Dugalić was an important player for the 2025–26 UCLA Bruins women's basketball team that won the first NCAA championship at UCLA. With six senior starters available, Angela asked to come off the bench. Her selflessness was a key to winning the championship. In the game against Duke to advance to the final four, Angela came of the bench to score 16 points, six rebounds, four assists and two steals. Dugalić was named Big Ten Conference Sixth Player of the Year (coaches and media)

== Professional career ==
On April 13, 2026, the Washington Mystics selected Dugalić as the ninth overall pick of the 2026 WNBA draft.

==National team career==
Dugalić decided to represent the national team of her parents' homeland of Serbia.

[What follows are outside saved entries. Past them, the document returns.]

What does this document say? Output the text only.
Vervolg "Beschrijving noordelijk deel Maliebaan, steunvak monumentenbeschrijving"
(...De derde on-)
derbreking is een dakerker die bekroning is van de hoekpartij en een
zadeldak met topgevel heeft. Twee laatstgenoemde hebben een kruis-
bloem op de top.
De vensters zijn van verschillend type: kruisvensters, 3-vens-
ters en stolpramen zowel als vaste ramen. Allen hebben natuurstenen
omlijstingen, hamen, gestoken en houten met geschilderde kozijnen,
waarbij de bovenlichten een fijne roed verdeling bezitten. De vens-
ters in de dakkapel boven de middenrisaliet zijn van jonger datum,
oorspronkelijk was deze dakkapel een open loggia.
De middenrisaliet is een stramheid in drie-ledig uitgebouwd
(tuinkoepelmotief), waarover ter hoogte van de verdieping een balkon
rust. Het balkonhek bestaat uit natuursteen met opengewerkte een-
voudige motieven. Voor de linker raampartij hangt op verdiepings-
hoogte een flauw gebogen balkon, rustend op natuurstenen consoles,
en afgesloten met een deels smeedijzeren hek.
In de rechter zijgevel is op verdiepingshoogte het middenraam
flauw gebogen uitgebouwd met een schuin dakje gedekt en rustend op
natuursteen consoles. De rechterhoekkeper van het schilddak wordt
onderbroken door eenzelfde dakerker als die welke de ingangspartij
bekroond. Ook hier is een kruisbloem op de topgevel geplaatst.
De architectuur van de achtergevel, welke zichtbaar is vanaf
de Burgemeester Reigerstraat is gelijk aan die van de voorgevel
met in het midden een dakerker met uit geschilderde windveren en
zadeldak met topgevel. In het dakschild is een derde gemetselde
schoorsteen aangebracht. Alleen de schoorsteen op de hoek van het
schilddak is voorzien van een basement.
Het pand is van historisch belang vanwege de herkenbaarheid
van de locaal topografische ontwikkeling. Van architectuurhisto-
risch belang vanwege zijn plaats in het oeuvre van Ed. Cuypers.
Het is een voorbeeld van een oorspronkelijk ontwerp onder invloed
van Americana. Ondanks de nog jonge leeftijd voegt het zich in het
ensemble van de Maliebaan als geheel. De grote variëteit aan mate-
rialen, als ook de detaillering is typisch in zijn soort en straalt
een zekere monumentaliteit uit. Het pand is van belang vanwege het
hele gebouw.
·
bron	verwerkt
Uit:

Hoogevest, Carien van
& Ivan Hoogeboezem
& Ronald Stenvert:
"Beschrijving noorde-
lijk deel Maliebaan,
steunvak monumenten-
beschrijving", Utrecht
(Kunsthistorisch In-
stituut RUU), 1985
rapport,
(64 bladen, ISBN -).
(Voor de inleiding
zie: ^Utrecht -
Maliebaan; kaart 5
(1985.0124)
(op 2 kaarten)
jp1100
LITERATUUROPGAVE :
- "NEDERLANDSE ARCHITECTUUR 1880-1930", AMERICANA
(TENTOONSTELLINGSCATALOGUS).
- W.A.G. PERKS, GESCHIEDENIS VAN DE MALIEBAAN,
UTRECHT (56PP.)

In June 2021, Dugalić was a member of the Serbian national team that won the gold medal at the Eurobasket 2021 in Valencia, Spain.

==Career statistics==

===College===

| Year | Team | GP | GS | MPG | FG% | 3P% | FT% | RPG | APG | SPG | BPG | TO | PPG |
| 2020–21 | Oregon | 24 | 1 | 12.3 | 42.4 | 23.8 | 83.3 | 4.0 | 0.7 | 0.3 | 0.3 | 0.8 | 3.4 |
| 2021–22 | UCLA | 14 | 0 | 17.0 | 46.4 | 33.3 | 42.9 | 4.5 | 0.7 | 0.9 | 0.6 | 1.8 | 6.5 |
| 2022–23 | UCLA | Did not play due to injury |  |  |  |  |  |  |  |  |  |  |  |
| 2023–24 | UCLA | 30 | 29 | 23.8 | 35.5 | 31.4 | 72.7 | 6.5 | 2.1 | 1.2 | 0.6 | 2.4 | 8.7 |
| 2024–25 | UCLA | 35 | 34 | 21.7 | 42.7 | 34.8 | 81.4 | 5.5 | 2.4 | 1.4 | 0.8 | 1.5 | 7.4 |
| 2025–26 | UCLA | 38 | 3 | 23.8 | 50.2 | 32.6 | 74.1 | 5.6 | 2.2 | 1.1 | 0.6 | 1.8 | 9.0 |
| Career |  | 141 | 67 | 20.6 | 43.0 | 32.2 | 72.0 | 5.4 | 1.8 | 1.0 | 0.6 | 1.7 | 7.3 |
Statistics retrieved from Sports-Reference.